Zu einem Fully werde ich dich nicht überreden, versprochen  !


----------



## Deleted 30320 (24. April 2020)

Jxn schrieb:


> dann ist das Verhältnis doch relativ normal, bei einer Körpergröße von rund 181 cm liegt die Schrittlänge bei ca 85/86cm. Das vorherige Ergebnis mit 78cm hatte auch schon Zweifel am Körperbau aufkommen lassen.



Hey das nennt sich "Eifler-Bauform" ... hab bei 180m ne SL von 80 .... Eifler halt ... kurze Beine langer ..... 

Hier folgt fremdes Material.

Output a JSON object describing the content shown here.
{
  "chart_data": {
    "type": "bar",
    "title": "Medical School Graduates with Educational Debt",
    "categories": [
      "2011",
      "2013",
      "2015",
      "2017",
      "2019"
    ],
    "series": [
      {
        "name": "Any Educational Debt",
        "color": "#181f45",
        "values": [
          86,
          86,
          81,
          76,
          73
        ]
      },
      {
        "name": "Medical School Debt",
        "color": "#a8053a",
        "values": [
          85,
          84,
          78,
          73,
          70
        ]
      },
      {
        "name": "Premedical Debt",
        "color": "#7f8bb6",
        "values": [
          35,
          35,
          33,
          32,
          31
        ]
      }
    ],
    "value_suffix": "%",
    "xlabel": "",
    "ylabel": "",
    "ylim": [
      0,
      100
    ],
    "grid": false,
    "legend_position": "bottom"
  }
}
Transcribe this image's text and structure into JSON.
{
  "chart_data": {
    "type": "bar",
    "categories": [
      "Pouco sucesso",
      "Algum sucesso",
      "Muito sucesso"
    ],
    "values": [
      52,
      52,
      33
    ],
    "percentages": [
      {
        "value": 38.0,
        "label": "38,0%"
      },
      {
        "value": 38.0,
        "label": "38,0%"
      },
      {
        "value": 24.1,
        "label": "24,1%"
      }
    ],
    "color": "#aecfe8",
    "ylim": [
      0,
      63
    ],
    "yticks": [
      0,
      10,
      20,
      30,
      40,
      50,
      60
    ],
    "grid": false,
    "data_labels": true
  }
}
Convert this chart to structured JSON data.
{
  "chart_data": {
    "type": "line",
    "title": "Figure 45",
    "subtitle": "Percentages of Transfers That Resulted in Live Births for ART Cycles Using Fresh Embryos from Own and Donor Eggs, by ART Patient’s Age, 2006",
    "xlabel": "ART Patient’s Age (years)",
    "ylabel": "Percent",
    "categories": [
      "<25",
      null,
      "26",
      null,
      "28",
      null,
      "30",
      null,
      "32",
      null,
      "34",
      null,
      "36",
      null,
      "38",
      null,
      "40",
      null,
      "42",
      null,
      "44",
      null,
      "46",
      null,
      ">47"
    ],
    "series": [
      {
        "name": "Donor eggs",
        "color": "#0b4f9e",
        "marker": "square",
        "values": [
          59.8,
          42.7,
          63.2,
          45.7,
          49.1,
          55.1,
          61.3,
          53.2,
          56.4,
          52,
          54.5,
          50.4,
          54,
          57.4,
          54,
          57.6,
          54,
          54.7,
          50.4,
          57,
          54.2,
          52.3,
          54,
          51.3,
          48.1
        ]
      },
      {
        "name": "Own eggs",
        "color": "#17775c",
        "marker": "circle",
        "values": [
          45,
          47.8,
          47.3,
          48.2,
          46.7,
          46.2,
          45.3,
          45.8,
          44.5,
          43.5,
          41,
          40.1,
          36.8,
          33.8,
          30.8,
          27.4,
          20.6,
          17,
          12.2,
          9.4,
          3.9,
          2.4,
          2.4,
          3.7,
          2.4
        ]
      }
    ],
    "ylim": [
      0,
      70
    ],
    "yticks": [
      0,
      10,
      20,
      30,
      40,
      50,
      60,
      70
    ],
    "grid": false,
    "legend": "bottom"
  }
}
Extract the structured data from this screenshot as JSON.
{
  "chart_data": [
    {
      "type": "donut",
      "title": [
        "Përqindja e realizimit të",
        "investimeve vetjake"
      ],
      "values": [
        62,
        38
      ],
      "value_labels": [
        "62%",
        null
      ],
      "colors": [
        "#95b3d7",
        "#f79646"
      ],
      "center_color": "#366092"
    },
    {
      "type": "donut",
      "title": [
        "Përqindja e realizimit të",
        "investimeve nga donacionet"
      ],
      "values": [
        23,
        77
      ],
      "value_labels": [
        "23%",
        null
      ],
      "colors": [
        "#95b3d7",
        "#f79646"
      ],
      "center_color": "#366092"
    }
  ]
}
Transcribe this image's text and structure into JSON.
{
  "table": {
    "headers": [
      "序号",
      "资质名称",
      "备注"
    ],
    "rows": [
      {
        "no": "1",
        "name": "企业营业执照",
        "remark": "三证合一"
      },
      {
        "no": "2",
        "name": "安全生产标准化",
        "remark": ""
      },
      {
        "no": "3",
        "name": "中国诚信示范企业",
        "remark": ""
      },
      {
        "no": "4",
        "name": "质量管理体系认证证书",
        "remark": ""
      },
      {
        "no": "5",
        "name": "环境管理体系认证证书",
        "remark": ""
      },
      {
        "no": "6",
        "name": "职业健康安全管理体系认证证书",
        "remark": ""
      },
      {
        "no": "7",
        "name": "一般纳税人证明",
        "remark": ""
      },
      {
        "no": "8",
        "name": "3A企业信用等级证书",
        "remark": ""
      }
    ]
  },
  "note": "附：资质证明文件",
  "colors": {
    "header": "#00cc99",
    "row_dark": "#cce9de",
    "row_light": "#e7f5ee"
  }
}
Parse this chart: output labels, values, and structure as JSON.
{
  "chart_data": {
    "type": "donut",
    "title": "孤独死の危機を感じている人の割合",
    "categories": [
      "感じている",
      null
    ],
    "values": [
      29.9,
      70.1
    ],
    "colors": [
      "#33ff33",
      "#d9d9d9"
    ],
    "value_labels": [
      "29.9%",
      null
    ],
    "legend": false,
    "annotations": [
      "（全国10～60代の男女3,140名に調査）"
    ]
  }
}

Werfe mal das Radon Cragger und Cube Reaction TM in den Ring. Preislich recht interessant, und von Kölle biste auch mal schnell im Megastore in Bonn


----------



## Schn33fraese (24. April 2020)

Ja, den Bike Megastore in Bonn hätte ich auch in den Ring geworfen, ansonsten noch Fahrrad XXL in Sankt Augustin. Es gibt auch noch Cycle Werx am deutzer Hafen (neben Mc Treck). Koblenz ist auch nicht soo weit weg. ein Freund ist direkt zu Canyon und hat sich sein Bike dort abgeholt und vorher probegefahren.


----------



## Jxn (26. April 2020)

Vielen Dank schon mal für den ganzen Input 

im Cycle Werx war ich Freitag nach der Arbeit schon mal kurz gucken, die haben an HTs fast nichts mehr da. Heute war ich bei Breuers, aber auch da gabs praktisch nur noch das Chisel. Zwar nett, aber wie schon angesprochen mit 29“ bei L denke zu groß und könnte schnell schmerzhaft werden beim abspringen aufs Oberrohr ...

bei dem Shop beim Neptunbad bin Ich das Ghost Kato mit 27,5“ gefahren, das war ok aber hat mich jetzt auch nicht umgehauen, und auch da gabs sonst nicht wirklich ne Alternative. Ich denke ich fahr die Woche nachmittags mal nach Bonn in den Megastorw gucken, danke für den Tipp.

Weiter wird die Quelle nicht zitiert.